If $ \int_{0}^{1} (f(x))^k dx= C$ for all $k\geq 1$, then there exists a measurable subset A of [0,1] where $f(x)=1_{A}(x)$ for almost every x
Note that $ f:[0,1] -> R^{+}$
I am stuck on this problem. Here is what I have done so far.. We know $\int_{0}^{1} f(x) dx = \int_{0}^{1} f^2(x) dx $ which implies $\int (f-f^2) dx= 0$ which implies $f(x)-f^2(x)= 0$ almost everywhere on [0,1], which implies $f(x)(1-f(x))=0$ a.e. on [0,1] hence f(x)= 0 or 1 for a.e. x on [0,1].
Where do I go from here? Is this correct so far? How do I know that the set of points where $f(x)=1$,call it A, will be measurable necessarily? Also how do I use the other powers of f? I feel I am missing something.

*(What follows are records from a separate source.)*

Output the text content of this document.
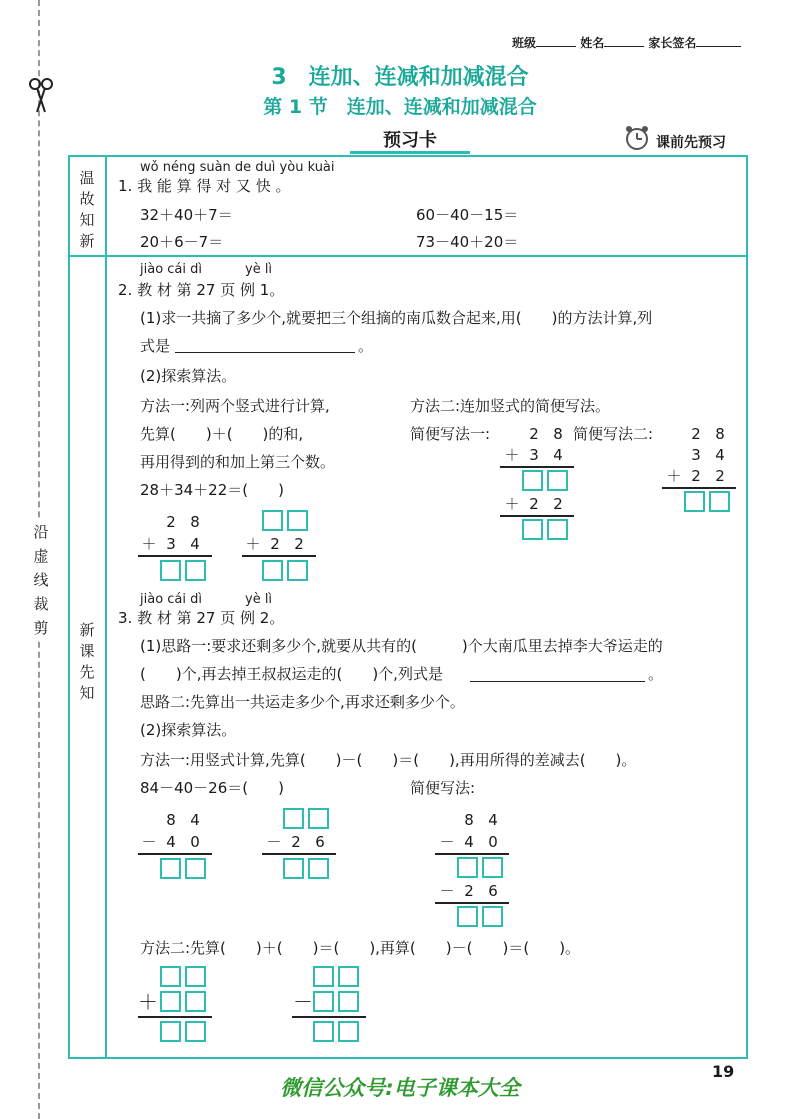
沿
虚
线
裁
剪
班级	姓名	家长签名
3　连加、连减和加减混合
第 1 节　连加、连减和加减混合
预习卡	课前先预习
温
故
知
新
新
课
先
知
wǒ néng suàn de duì yòu kuài
1. 我 能 算 得 对 又 快 。
32＋40＋7＝	60－40－15＝
20＋6－7＝	73－40＋20＝
jiào cái dì	yè lì
2. 教 材 第 27 页 例 1。
(1)求一共摘了多少个,就要把三个组摘的南瓜数合起来,用(　　)的方法计算,列
式是	。
(2)探索算法。
方法一:列两个竖式进行计算,
先算(　　)＋(　　)的和,
再用得到的和加上第三个数。
28＋34＋22＝(　　)
方法二:连加竖式的简便写法。
简便写法一:	简便写法二:
2 8
＋ 3 4	＋ 2 2
2 8
＋ 3 4
＋ 2 2
2 8
3 4
＋ 2 2
jiào cái dì	yè lì
3. 教 材 第 27 页 例 2。
(1)思路一:要求还剩多少个,就要从共有的(　　　)个大南瓜里去掉李大爷运走的
(　　)个,再去掉王叔叔运走的(　　)个,列式是	。
思路二:先算出一共运走多少个,再求还剩多少个。
(2)探索算法。
方法一:用竖式计算,先算(　　)－(　　)＝(　　),再用所得的差减去(　　)。
84－40－26＝(　　)	简便写法:
8 4
－ 4 0	－ 2 6
8 4
－ 4 0
－ 2 6
方法二:先算(　　)＋(　　)＝(　　),再算(　　)－(　　)＝(　　)。
＋	－
微信公众号:电子课本大全
19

You first have to show that $f$ a.e. takes values in $[0,1]$ only. To see this define for $n\geq 1$ the set $A_n=\{f\geq 1+\frac{1}{n}\}$. Then for any $k$ we have $C=\int_0^1 f^k dx \geq |A_n| (1+\frac{1}{n})^k$ which implies $|A_n|=0$. So the set $\{f>1\}=\cup_n A_n$ has zero measure. And you may proceed as before.